Non solo il T-bond a 10 anni rende ai massimi dal 2011. La scadenza a 2 anni si avvicina al 4% e dà vita a una curva delle scadenze mai così invertita dall’anno 2000. Infatti, il rendimento decennale si trova ormai sotto quello a biennale dello 0,45%. Per trovare un valore appena maggiore (0,47%) bisogna tornare indietro proprio all’inizio di questo millennio.

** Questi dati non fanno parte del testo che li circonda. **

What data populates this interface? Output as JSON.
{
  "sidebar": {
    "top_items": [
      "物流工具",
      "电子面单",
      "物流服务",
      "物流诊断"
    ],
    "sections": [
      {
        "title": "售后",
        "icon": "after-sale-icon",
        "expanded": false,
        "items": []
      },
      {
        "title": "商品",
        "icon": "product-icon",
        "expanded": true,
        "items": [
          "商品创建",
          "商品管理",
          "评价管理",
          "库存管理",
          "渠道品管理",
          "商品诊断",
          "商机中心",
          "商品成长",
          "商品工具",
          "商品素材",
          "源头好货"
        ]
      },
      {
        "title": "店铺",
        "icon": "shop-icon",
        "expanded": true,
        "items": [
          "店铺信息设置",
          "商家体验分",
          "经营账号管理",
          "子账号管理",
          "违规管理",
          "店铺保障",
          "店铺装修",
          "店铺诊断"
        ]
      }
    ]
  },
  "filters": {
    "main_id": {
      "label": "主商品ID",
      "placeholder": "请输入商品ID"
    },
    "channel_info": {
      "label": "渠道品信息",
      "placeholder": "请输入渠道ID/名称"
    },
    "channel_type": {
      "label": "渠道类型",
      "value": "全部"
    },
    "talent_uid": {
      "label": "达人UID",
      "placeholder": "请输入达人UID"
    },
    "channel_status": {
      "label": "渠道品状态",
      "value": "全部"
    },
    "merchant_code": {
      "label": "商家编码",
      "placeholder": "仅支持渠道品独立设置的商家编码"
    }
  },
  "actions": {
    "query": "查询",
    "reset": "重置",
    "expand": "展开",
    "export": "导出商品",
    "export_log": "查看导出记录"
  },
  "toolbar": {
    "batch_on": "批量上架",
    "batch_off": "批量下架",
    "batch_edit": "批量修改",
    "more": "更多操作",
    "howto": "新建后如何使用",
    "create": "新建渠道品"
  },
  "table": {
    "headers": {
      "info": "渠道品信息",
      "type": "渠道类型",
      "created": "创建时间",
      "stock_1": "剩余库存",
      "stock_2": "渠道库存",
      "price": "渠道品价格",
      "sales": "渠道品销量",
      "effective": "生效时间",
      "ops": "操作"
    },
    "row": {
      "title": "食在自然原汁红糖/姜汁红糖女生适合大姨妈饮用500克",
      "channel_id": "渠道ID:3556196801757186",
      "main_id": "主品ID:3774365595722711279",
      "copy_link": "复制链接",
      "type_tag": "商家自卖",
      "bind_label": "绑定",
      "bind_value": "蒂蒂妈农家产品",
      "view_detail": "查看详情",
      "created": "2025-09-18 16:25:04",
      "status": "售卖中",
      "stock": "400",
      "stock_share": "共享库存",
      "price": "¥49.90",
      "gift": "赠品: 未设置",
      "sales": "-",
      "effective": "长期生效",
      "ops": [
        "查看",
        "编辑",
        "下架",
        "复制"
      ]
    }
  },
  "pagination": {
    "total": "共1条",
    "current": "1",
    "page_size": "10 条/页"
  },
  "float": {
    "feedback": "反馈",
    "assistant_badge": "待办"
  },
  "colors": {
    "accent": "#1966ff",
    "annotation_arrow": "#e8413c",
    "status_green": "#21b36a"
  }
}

L’inversione della curva dei T-bond tende ad anticipare l’arrivo della recessione per l’economia americana entro i successivi trimestri. Di fatto, il mercato ci sta suggerendo che, a causa della stretta sui tassi, la FED provocherà la crisi. I rendimenti a lungo termine risultano più bassi di quelli a breve, in quanto i primi risentono perlopiù delle aspettative d’inflazione e dello stato di salute dell’economia, mentre i secondi sono il riflesso più che altro delle condizioni monetarie. La curva invertita sarebbe la spia di un’economia che arretra e tassi che aumentano.

T-bond ora rischio per economie emergenti

E una conseguenza globale di questo trend è la risalita dei rendimenti sovrani anche nell’Eurozona. Ieri, ad esempio, il BTp a 10 anni si è avvicinato ulteriormente alla soglia del 4,10%. Inevitabile che sia così, al netto delle tensioni politiche legate alle imminenti elezioni del 25 settembre. Con anche i tassi BCE in aumento, i titoli di stato italiani rendono ormai a premio rispetto ai T-bond di lunga durata. Più questi ultimi offrono rendimenti maggiori, più si trascinano dietro gli altri mercati.

E gli alti rendimenti americani sostengono il dollaro, ai massimi da inizio millennio contro le altre valute mondiali principali. I capitali affluiscono sui mercati con tassi più remunerativi. Un effetto generalmente indesiderato, ma che la FED vede in questo caso di buon occhio, perché il rafforzamento del cambio almeno impedisce all’inflazione di salire tramite il canale delle importazioni dall’estero. Ma più il rialzo dei tassi americani appare drastico e duraturo, maggiori i rischi a carico delle economie emergenti, in particolare. Sale il rischio default per i paesi indebitati in valuta estera e sprovvisti di materie prime, i quali vedono intaccate le rispettive bilance dei pagamenti e impennare il valore dei debiti contratti.